"The Easy button started as a marketing prop on TV," Masud said. "It became a cultural icon. In fact, it's a hash tag. It became so big, we wanted to give it life. With Watson, we can."
The point goes beyond marketing, according to Masud. "It's about eliminating as much friction as possible for people who may be ordering a packet of pens to take to school, or for an office manager ordering cases of pens, ink cartridges and binders.
"The Easy Button system learns over time and remembers common phrases and with every interaction it becomes more intuitive," he said. "Every time Dave asks for blue pens, Watson remembers what shade of blue he likes… Watson is the cognitive brain behind all of this."
Steve Hill, U.S. head of Innovation and global head of Innovation & Investments at KPMG, said the accounting and professional services firm is using Watson to help make commercial loan decisions.
"We can use it to process thousands of loans," Hill said. "Click on the name of the client to see all their loans and get Watson's assessment of their [standing] in a fraction of the time.

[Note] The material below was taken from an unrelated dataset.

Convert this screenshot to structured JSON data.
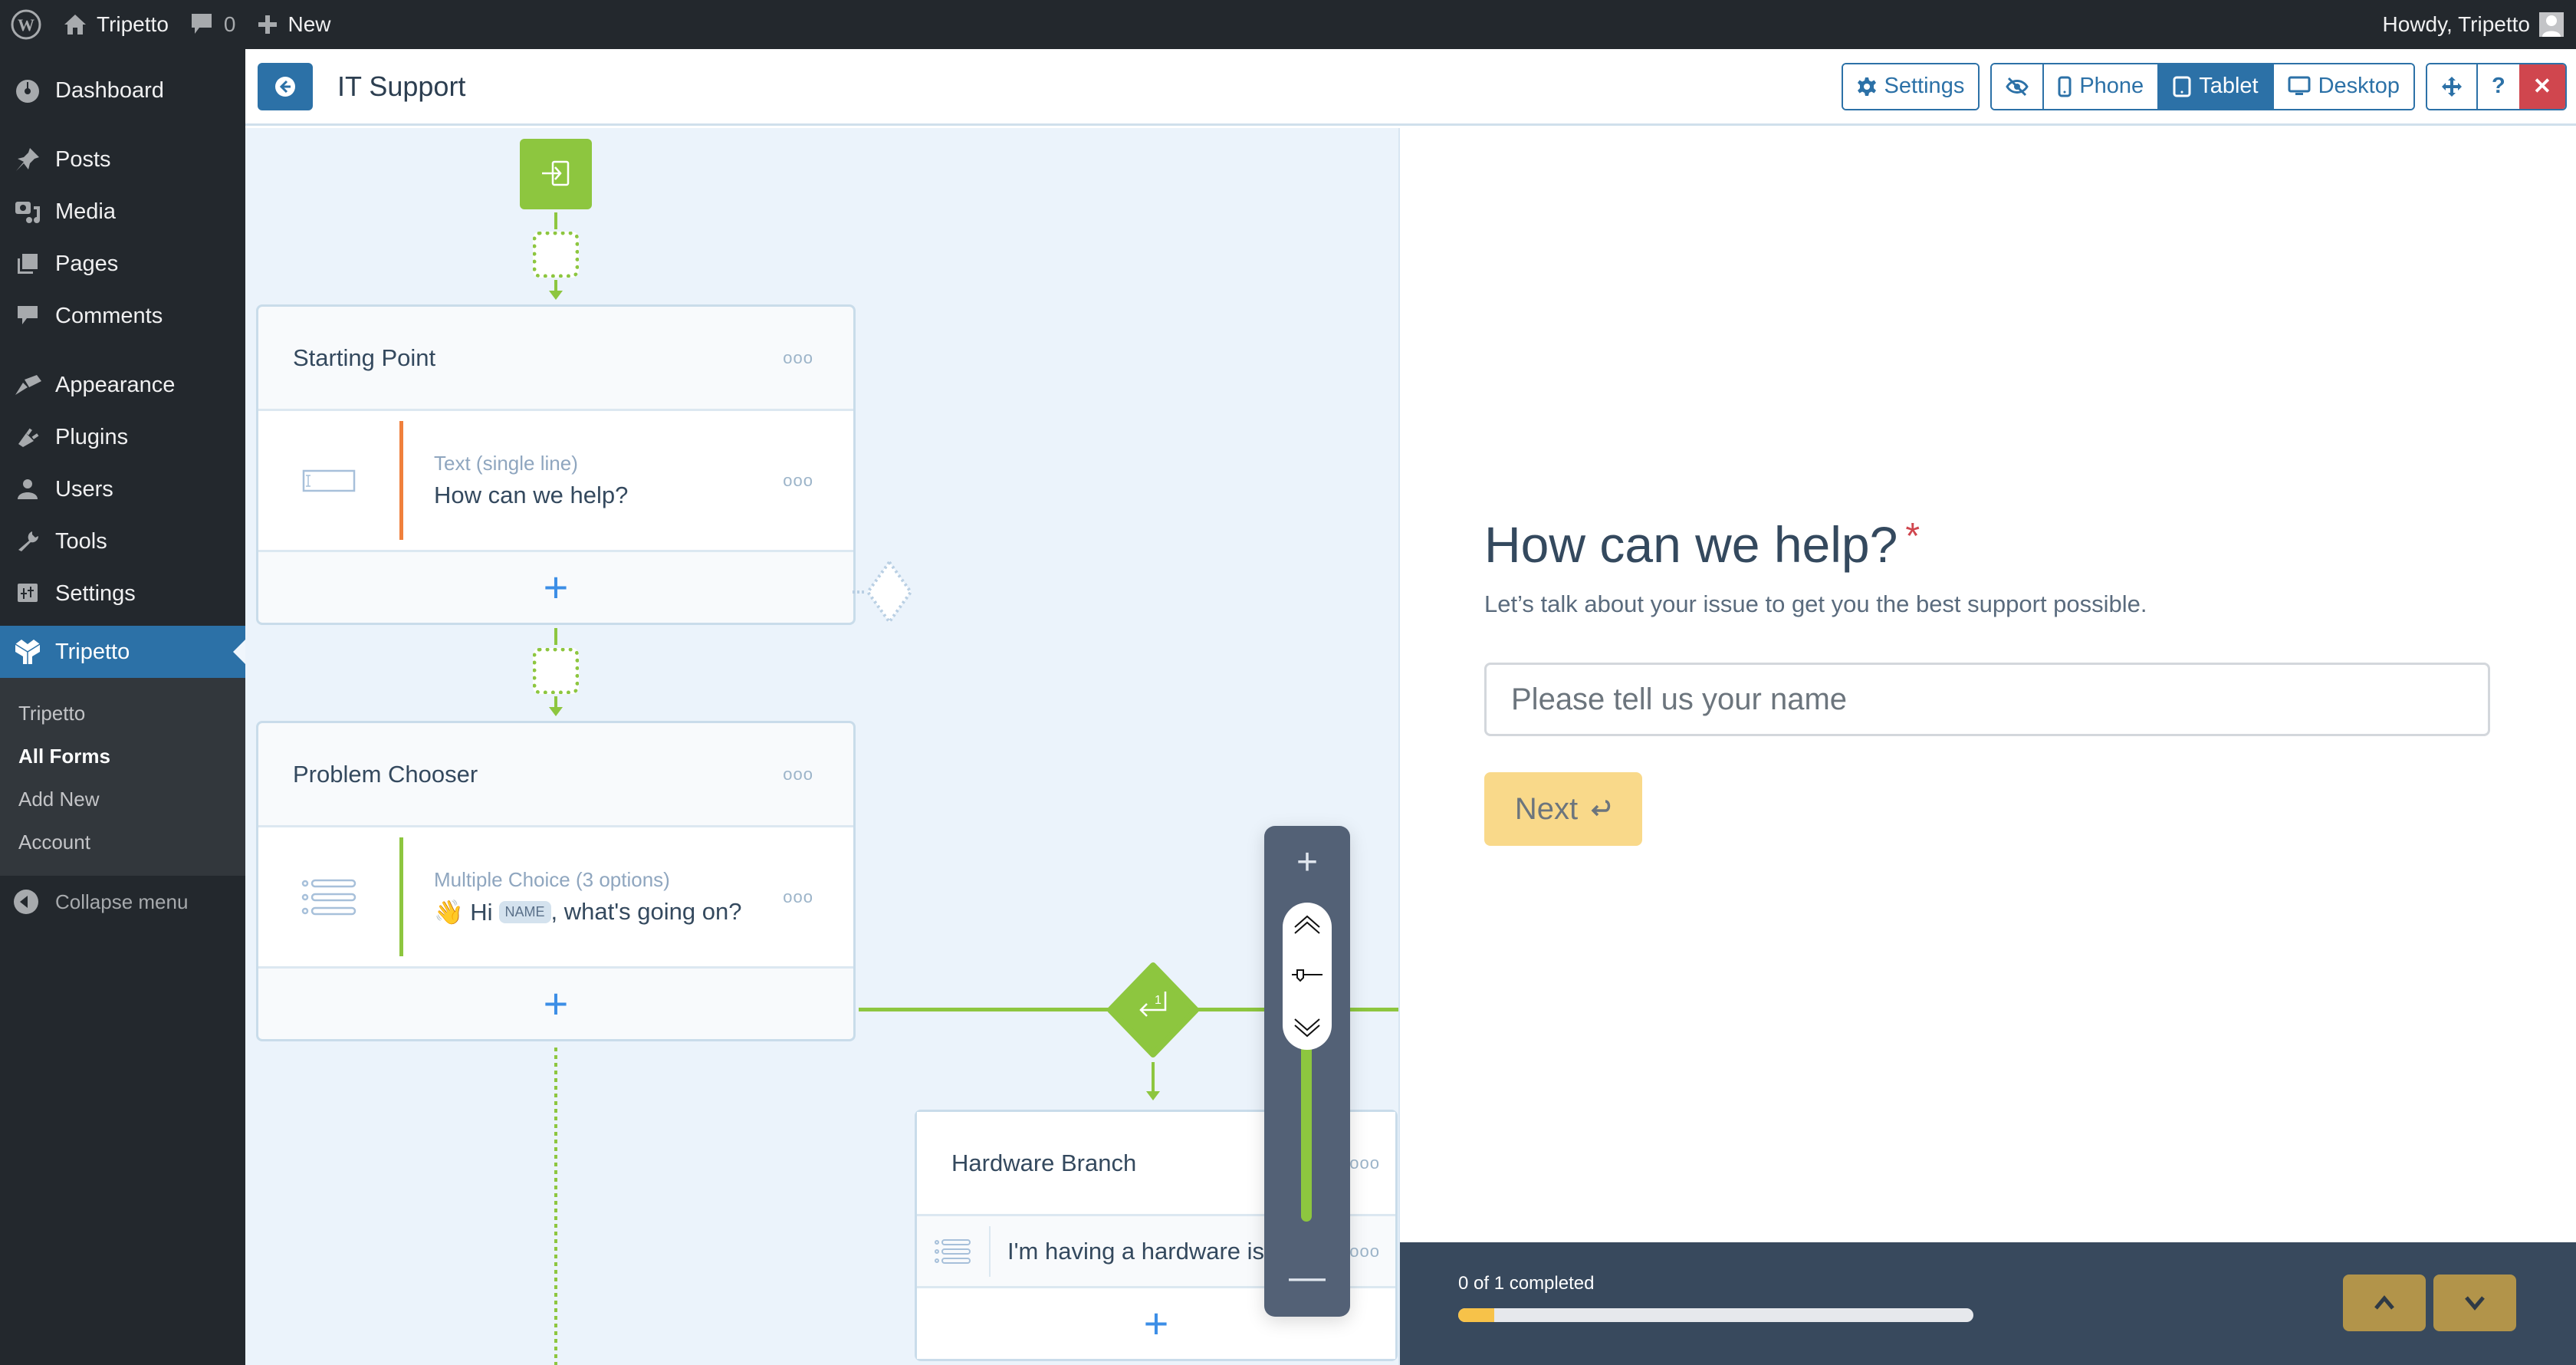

There are major efficiency gains. Watson can help auditors glean deeper insights into root causes of issues."
IBM is also placing some focus on self-driving cars.
Sebastian Thrun, co-founder of Udacity, an online education company, and a former Google fellow, said A.I. systems like Watson will make automobiles better drivers than people.
"When you and I drive a car and we make a mistake, we learn from it and hopefully we never make that mistake again," Thrun said. "But nobody else will learn from it. Our friends, our kids -- they won't learn from it."
That's all different for autonomous cars driven by an artificial intelligence system.
"When a self-driving car makes a mistake, it will learn from it and will never make that mistake again," Thrun said. "All the other self-driving cars also learn from that mistake. All other self-driving cars will learn that as soon as they are born.
"Wait a little bit and Watson will outpace you," he added.
IBM's Kenny said A.I.-based systems and machines will work with people to make their lives better and their jobs easier.
"Our future is one of man and machine," he said. "It's certainly not man vs. machine."
The conference continues through Thursday.